Here are the prices for 1st and 2nd class mail within the UK [in 2002].

Weight up to First Class Second Class
$60g$ $27p$ $19p$
$100g$ $41p$ $33p$
$150g$ $57p$ $44p$
$200g$ $72p$ $54p$
$250g$ $84p$ $66p$
$300g$ $96p$ $76p$
$350g$ $£1.09$ $87p$
$400g$ $£1.30$ $£1.05$
$450g$ $£1.48$ $£1.19$
$500g$ $£1.66$ $£1.35$
$600g$ $£2.00$ $£1.60$
$700g$ $£2.51$ $£1.83$
$750g$ $£2.69$ $£1.94$*
$800g$ $£2.91$
$900g$ $£3.20$
$1kg$ $£3.49$

Costs for First Class items over $1kg$ are $£3.49$ and then $85p$ for each extra $250g$.
*Items over $750g$ cannot be sent second class.

You have an unlimited number of each of these stamps:

 $4p$ $10p$ $19p$ $27p$ $37p$ $£1.00$

1/ Which stamps would you need to post a parcel weighing $825g$?

2/ I want to send a package 1st class which weighs $235g$. It is very small so I want to use as few stamps as possible.
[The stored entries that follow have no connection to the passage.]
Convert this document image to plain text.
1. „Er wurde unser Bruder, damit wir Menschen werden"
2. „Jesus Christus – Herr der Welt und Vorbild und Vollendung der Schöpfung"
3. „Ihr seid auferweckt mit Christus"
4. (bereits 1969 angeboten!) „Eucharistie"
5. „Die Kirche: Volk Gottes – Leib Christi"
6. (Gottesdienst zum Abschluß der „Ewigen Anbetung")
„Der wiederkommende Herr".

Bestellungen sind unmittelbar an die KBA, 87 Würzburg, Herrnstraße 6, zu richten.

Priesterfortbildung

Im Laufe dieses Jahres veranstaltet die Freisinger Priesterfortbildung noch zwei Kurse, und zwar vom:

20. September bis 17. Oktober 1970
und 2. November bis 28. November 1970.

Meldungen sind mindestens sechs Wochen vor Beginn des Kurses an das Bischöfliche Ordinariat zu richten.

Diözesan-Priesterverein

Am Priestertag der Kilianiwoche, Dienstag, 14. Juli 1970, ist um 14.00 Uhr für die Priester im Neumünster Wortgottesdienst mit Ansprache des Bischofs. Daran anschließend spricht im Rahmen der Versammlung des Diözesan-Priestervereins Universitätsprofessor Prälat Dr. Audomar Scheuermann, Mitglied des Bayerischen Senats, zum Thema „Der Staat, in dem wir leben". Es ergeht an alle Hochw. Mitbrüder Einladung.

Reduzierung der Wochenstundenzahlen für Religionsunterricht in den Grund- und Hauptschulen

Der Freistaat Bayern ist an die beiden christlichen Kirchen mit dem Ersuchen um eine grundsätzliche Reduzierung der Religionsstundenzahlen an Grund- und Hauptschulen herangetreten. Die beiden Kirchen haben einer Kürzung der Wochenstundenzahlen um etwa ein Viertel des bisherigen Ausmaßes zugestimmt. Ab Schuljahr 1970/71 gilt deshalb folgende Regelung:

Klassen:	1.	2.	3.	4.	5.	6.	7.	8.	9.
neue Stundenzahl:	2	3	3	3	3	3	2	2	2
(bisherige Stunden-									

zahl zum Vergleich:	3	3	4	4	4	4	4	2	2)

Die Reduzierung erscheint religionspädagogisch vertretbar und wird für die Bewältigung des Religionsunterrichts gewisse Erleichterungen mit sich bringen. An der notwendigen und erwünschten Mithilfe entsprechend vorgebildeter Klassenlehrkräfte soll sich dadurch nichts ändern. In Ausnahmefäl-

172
Which ones would I use?

3/ If I only had $3$ of each kind of stamp, which $2$nd class price could I not make?

4/ How many different combinations of stamps could be stuck on a letter weighing $140g$ if it goes 1st class?

5/ I use the following stamps to send two items, one 1st class and the other 2nd class:

What could their weights be?

Further extension to this activity can be carried out by considering the value of the stamps alone, as numbers $4$, $10$, $19$, $27$, $37$ & $100$. For example taking the $5$ lowest numbers [missing out the $100$] challenging the pupils to come up with the smallest number of ways you can get totals between $4$ and $50$. This could lead to questions about what totals can NOT be had, and checking to see if you've really got the smallest number of ways, each time.